From September 25th to November 20th 2010, Galerie Christian Hosp proudly presents the first solo exhibition of Berlin-based artist Nadia Kaabi Linke. Under the title Tatort, curator Jamila Adeli brings together eight of the artist’s recent works on “crime scene” investigation, revealing all kinds of imprints of life.

Nadia Kaabi Linke’s “crime scenes“ are locations where traces become visible – graffiti on city walls and scratches on bus windows. In her work, these unnoticed human legacies become conspicuous through their transfer to a new location. The title of the exhibition initially invites us to understand the artworks through the lens of criminology. The classical crime scene serves the investigators primarily as a source of information and perception, leading to the reconstruction of human action through forensic work. The crime scene reveals signs about offender and victim, which are then fictionalised into a logical narrative in order to appraise the deeds and motives of the plot.

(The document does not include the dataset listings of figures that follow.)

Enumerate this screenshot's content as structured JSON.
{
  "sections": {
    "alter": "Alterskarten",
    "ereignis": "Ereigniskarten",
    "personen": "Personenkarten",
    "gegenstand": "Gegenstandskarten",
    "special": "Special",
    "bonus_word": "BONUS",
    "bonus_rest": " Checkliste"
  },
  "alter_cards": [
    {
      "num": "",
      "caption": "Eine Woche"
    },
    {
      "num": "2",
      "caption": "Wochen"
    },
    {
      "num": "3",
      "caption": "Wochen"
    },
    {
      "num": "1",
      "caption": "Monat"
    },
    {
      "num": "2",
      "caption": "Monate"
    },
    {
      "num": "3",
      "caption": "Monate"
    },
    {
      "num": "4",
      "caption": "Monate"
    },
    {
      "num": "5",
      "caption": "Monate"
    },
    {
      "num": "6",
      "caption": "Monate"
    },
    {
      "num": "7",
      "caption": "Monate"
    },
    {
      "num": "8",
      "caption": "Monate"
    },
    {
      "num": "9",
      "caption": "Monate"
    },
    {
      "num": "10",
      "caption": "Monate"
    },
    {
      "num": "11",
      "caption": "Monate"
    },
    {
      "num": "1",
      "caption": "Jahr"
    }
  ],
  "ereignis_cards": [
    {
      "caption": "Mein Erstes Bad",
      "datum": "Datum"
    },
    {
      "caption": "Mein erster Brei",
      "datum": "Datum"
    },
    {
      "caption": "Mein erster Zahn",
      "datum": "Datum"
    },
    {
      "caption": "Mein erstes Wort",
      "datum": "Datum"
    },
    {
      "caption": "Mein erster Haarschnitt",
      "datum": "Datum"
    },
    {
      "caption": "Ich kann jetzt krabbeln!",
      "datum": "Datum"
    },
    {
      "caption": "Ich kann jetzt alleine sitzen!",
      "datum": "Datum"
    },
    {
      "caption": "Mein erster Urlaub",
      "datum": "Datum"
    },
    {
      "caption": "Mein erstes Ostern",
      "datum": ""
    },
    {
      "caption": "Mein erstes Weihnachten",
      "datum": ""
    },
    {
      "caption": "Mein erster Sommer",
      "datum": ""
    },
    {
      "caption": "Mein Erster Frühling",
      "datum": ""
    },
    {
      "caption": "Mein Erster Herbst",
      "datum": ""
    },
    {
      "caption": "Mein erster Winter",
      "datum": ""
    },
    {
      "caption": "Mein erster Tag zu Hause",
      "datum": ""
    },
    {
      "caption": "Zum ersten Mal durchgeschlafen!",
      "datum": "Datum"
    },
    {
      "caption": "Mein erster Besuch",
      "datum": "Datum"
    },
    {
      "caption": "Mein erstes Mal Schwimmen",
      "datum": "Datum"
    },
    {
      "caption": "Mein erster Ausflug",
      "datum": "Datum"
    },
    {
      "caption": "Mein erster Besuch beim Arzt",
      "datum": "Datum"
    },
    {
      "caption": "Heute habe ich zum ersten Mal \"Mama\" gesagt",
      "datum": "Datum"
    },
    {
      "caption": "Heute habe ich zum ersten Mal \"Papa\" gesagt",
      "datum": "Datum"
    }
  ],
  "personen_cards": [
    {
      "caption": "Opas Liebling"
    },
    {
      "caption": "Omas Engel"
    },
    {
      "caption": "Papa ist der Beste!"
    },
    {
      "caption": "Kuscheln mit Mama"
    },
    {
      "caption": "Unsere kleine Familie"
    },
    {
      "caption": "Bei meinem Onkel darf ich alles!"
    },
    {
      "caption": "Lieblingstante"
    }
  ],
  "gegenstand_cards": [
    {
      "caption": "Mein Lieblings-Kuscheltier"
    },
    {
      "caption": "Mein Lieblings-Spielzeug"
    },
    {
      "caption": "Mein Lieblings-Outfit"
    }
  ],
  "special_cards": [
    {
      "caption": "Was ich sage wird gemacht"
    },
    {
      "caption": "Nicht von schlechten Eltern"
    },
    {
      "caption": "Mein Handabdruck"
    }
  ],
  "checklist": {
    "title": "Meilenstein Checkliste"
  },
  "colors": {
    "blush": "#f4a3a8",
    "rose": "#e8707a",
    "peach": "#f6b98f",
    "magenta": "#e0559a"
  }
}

Nadia Kaabi Linke is interested in traces and stories left behind on „crime scenes“. As opposed to classical criminology, she does not deliver any judgement in her work. She leaves the fiction behind the deeds to the beholder to imagine. She processes her „crime scenes“ in an almost forensic manner, making hidden cracks and contours visible to our optical reality. With the help of forensic powder, she takes imprints of scratches and graffiti on subways and bus shelter windows and transfers them onto glass. The artist explains: „Because human skin gets into contact with the glass windows, sebum - and therefore a physical part of the body - is left behind as a trace.“ The outcome is an artwork that makes the unseen elements of everyday life visible. „It’s kind of eerie because the people were really there and have left behind traces of skin and hair.“

Through her technique of taking imprints, Nadia Kaabi Linke reproduces the location of an action but makes it unrecognisable as such. She converts violent human actions into filigreed beauties. The most drastic example thereof is the installation Fleischerei Glück, showing precious porcelain imprints of dried beef stomachs. The inscription on Walter Benjamin’s gravestone – „There is no document of civilization that is not at the same time a document of barbarism“ – illuminates what Nadia Kaabi Linkes artworks emphasize: aesthetic beauty and human violence merged together in the moment of an event. 

About the Artist

Nadia Kaabi Linke was born in Tunis in 1978. Her mother is a Russian from Kiev, her father Tunisian. She experienced life in various countries, languages and cultures: Ukraine (Kiev), Tunisia (Tunis and Bizerte), the United Arab Emirates (Dubai), and France (Paris). Having studied in the Academy of Fine Arts in Tunis and Paris, she continued her education with a PhD project at Sorbonne University until 2008, focussing on “The Invisible and the Pictorial Emergence of the Surface in Installation-Paintings”.